The ending changes for gender (masculine, feminine or neuter), for number (singular or plural) and for case (Nominative case, Accusative case, Dative case or Genitive case).
In the Nominative case (such as for the subject of a sentence or the predicate nominative which comes after the verb “to be” and refers back to the subject), “ein” is used for masculine and neuter nouns and “eine” is used for feminine nouns and all plural nouns of all genders.
“ein” is for masculine and neuter words in Nominative case and neuter words in Accusative case. “eine” is for feminine nouns in Nominative or Accusative case. https://www.thoughtco.com/the-four-german-noun-cases-4064290
How do you guys differ it while speaking.
In writing: you can't.
In speech: ein, eine is usually stressed when it means "one" and usually unstressed when it means "a, an".
(Similarly, der, die, das are usually stressed when they mean "that" and usually unstressed when they mean "the".)
No, “eine” is used for feminine nouns in Nominative and Accusative cases, but “ein” is used for neuter and masculine nouns in Nominative case, while masculine nouns change to “einen” in Accusative case, but neuter nouns use “ein” again in Accusative case. https://www.thoughtco.com/the-four-german-noun-cases-4064290
No, they often show you the translation in case you wanted to know the translation, even though the instructions were to write what you hear.

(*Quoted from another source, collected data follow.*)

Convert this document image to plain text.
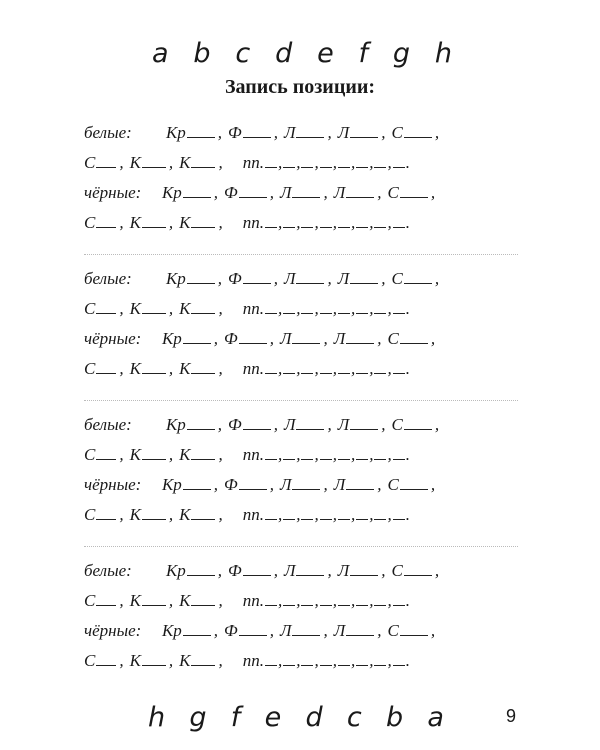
a b c d e f g h
Запись позиции:
белые: Кр , Ф , Л , Л , С ,
С , К , К , пп. , , , , , , , .
чёрные: Кр , Ф , Л , Л , С ,
С , К , К , пп. , , , , , , , .
белые: Кр , Ф , Л , Л , С ,
С , К , К , пп. , , , , , , , .
чёрные: Кр , Ф , Л , Л , С ,
С , К , К , пп. , , , , , , , .
белые: Кр , Ф , Л , Л , С ,
С , К , К , пп. , , , , , , , .
чёрные: Кр , Ф , Л , Л , С ,
С , К , К , пп. , , , , , , , .
белые: Кр , Ф , Л , Л , С ,
С , К , К , пп. , , , , , , , .
чёрные: Кр , Ф , Л , Л , С ,
С , К , К , пп. , , , , , , , .
h g f e d c b a	9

What did you put? The German could have been wrong. Many different exercises may be used for this sentence and may come to this page. Take a screenshot to add to your report.
The form “eine” is used for feminine nouns and the form “ein” is for masculine singular and neuter singular nouns. All this is for Nominative case, for nouns used as subjects of verbs and predicate nominatives which come after a form of to be or “sein”.
Kind is neuter and Mann is masculine. I recommend you memorize each noun with its definite article in Accusative form since those are each different: das Kind, der Mann, die Frau, das Mädchen (Yes, surprisingly, the word for girl is neuter in German).
If ein is first in a sentence isnt it supposed to have a e like eine???
ein comes before masculine or neuter words such as ein Löffel (a spoon - masculine) or ein Messer (a knife - neuter)
eine comes before feminine words such as eine Gabel (a fork - feminine).
Whether the word is first in a sentence or not is irrelevant.